Rule #6: Parking lots can provide an endless source of anxiety in vintage-car owners. While parking next to an obviously restored beauty, watch your corners! And never EVER just open your door. You should roll down the window, gauge the distance from your door to theirs carefully, then open your door a notch and climb through your window. But seriously, nothing can match the sheer terror of having your door tickled by a domestic (or cheap foreign) model. Door dings and scratches are the very height of disrespect. If you see an older car with a paint job that cost more than your first house, it is probably a show car. Don't act like you don't know it's a valuable vehicle. Park somewhere else. Next to that Yugo would be good.

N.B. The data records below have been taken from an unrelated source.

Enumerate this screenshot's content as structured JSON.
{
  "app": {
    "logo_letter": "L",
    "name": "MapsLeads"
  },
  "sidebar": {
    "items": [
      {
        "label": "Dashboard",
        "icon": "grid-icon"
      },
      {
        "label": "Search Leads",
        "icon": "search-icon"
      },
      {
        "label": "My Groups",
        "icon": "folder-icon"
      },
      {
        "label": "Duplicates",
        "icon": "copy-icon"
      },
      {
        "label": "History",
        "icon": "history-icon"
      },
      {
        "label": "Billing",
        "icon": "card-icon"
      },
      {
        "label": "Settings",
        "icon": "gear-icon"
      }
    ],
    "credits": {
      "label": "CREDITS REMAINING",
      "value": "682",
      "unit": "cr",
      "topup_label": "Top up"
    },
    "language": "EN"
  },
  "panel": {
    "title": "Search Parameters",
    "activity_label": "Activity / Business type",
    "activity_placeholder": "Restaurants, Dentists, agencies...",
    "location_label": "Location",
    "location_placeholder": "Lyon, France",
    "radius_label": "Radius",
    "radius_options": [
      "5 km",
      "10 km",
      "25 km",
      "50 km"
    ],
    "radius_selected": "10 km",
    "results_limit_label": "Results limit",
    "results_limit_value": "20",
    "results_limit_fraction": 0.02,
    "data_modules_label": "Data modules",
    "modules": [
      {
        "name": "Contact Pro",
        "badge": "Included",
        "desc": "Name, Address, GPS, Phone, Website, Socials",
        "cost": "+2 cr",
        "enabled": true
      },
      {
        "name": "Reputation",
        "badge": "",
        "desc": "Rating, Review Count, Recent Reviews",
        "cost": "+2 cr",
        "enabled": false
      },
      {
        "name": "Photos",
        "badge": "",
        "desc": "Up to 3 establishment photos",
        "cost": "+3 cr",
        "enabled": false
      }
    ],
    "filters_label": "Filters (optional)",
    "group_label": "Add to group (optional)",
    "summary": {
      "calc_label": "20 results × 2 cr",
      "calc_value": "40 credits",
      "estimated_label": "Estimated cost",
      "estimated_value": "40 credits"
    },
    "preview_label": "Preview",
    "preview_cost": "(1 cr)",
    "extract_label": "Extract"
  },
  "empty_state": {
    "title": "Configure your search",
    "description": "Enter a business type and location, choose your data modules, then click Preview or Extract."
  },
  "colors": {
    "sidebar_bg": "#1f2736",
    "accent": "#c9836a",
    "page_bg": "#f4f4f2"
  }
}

And, while Rule #7 doesn't really apply to driving situations, I put it in here anyway because both my oldies have been subjects of many a parking lot-inspection and while these conversations can be enjoyable, they can also cause hard feelings:

Rule #7: Offhand compliments can be great fun. They can also be a pain in the neck, if the observant has no idea he's being insulting at the same time. I once had a guy come up to Vernon, in a show, and mention that GEE, I used to hate these things. See how confusing it can be? I didn't know whether to thank him or suggest a good dentist after I bashed his teeth into his head. He went on to say he used to hate them because they were so slow, and weren't really GOOD for anything. (One might assume from this last statement that I would have politely ignored him after this but I didn't - I couldn't believe anyone would be so stupid and wanted to see what he'd say next) He did go on to say how handsome Vern was, and how he admired the time that had gone into the project. I guess his point was that he wanted me to know how he'd seen the error of his ways - he left by saying something about how great it was that sooner or later, EVERYTHING is valuable. HMMMM. I didn't let him get away before I educated him on just exactly what Vernon had been VERY good at: pulling stumps, hauling wood, sod, dirt, or (one time) 2200 pounds of newspaper. He did listen to me, but the point I am trying to make is that it doesn't matter if they agree with you before they leave. You have to toughen up about this if you are going to drive your precious darling out into public view. Grow a thicker hide and ignore these insensitive jerks. Sticks and stones can make dents and dings, but names will never hurt either you or your baby.

There, just what the world needs, a few more rules. But if we all could observe each and every one on my list, that world would be a much happier place. So, go forth with your gem and enjoy every mile! Just don't park next to ME.